O artigo é publicado por El Salto, 30-04-2022. A tradução é do Cepat.

O capitalismo de colapso
Gil-Manuel Hernández Martí

“Falar sobre o colapso, imaginá-lo, buscar compreender suas possíveis causas,


especular sobre seus eventuais efeitos, tudo isso tem uma função importante que
passa mais pela capacidade de sugerir, de abrir horizontes culturais, de
descolonizar a imaginação, do que pela exatidão ou pelo necessário poder
preditivo” (Ernest García, Ecología e Igualdad, 2021).

O colapso do capitalismo

Estamos entrando em um mundo cada vez mais frágil, volátil e sujeito a cadeias
de crises entrelaçadas. Um cenário caótico e disruptivo que muitos cientistas
classificam como colapso ecossocial, de alcance mundial e de caráter quase
irreversível. Isso significa que a civilização industrial capitalista que conhecemos
está se rompendo como sistema estável, com um alto risco de arrasar economias,
ecossistemas e culturas. A complexidade do mundo que conhecemos parece
diminuir, ao passo em que cresce a entropia, talvez para dar lugar a uma nova
complexidade pós-colapsista, ainda de incerta concreção.

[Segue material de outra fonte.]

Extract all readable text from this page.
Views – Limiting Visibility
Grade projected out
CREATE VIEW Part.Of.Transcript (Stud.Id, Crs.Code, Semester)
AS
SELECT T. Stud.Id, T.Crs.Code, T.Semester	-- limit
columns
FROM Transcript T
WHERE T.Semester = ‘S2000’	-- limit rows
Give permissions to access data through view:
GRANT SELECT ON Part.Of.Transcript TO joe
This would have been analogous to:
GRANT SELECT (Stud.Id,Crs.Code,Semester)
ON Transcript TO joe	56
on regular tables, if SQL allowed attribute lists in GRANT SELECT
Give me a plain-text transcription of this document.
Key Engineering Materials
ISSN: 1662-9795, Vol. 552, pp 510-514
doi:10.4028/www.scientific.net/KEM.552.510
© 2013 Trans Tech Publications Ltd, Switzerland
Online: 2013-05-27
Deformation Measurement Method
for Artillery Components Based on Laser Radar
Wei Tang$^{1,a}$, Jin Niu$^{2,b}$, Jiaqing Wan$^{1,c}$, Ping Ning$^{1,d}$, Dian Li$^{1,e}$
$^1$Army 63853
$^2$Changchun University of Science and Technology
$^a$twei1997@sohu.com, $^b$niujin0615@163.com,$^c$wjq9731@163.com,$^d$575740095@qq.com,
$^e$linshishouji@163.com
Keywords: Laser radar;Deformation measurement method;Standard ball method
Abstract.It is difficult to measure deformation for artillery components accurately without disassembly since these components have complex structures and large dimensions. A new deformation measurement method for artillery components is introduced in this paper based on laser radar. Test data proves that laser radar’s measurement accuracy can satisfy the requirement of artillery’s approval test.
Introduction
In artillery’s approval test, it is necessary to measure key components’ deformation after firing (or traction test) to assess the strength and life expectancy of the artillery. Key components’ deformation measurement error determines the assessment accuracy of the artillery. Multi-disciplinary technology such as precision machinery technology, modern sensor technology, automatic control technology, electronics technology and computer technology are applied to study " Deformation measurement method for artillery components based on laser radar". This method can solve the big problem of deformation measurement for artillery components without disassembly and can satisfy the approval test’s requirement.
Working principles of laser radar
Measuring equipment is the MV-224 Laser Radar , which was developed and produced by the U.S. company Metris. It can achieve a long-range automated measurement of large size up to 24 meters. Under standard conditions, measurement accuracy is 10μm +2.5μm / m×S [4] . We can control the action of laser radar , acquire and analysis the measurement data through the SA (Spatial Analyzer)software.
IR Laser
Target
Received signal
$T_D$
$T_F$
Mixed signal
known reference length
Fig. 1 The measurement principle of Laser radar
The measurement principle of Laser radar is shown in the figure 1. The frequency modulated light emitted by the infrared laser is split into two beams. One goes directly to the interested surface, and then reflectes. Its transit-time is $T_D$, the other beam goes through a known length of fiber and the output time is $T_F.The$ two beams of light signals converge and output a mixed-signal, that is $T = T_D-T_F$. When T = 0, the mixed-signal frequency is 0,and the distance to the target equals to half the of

O colapso, iniciado com a crise energética dos anos 1970, teria se acelerado com a
crise de 2008, mas sobretudo nos últimos anos, devido aos brutais efeitos
das mudanças climáticas, induzidas por um enlouquecido sistema baseado em
um crescimento contínuo e consumista, à custa de esgotar recursos
energéticos, destruir a biosfera, gerar patologias de todos os tipos e agravar
a precarização, a pobreza e a desigualdade. A tal ponto que hoje, diante da quase
certeza do colapso, a dúvida é se ainda temos tempo para que seja
um colapso controlado ou, então, um colapso caótico e destrutivo.

A pandemia de covid-19, que tanto abalou nosso mundo em apenas dois anos, ou a
guerra recentemente iniciada na Ucrânia seriam apenas mais alguns episódios
desse colapso sistêmico, ou dito de outro modo, do colapso do capitalismo. Não por
acaso, Antonio Turiel e Juan Bordera interpretam o conflito bélico na Ucrânia como a
primeira guerra do que consideram a Era do Descenso Energético.

A comunidade científica que estuda o colapso sob várias perspectivas, entre as quais
surgiu a nova disciplina de colapsologia, não tem clareza se seu ritmo, induzido pela
própria radicalização da lógica capitalista, seja em suas versões de mercado ou
de Estado, pode aumentar ou variar segundo lugares, fatores e contextos sociais.
Parece haver mais consenso de que o processo de colapso operará em ondas, entre
as quais renascerá a ilusão de um retorno ao velho mundo de bem-estar segundo o
modelo ocidental, embora irá se impondo um longo declínio, um progressivo
descenso salpicado de crises, conflitos, revoltas e dramas.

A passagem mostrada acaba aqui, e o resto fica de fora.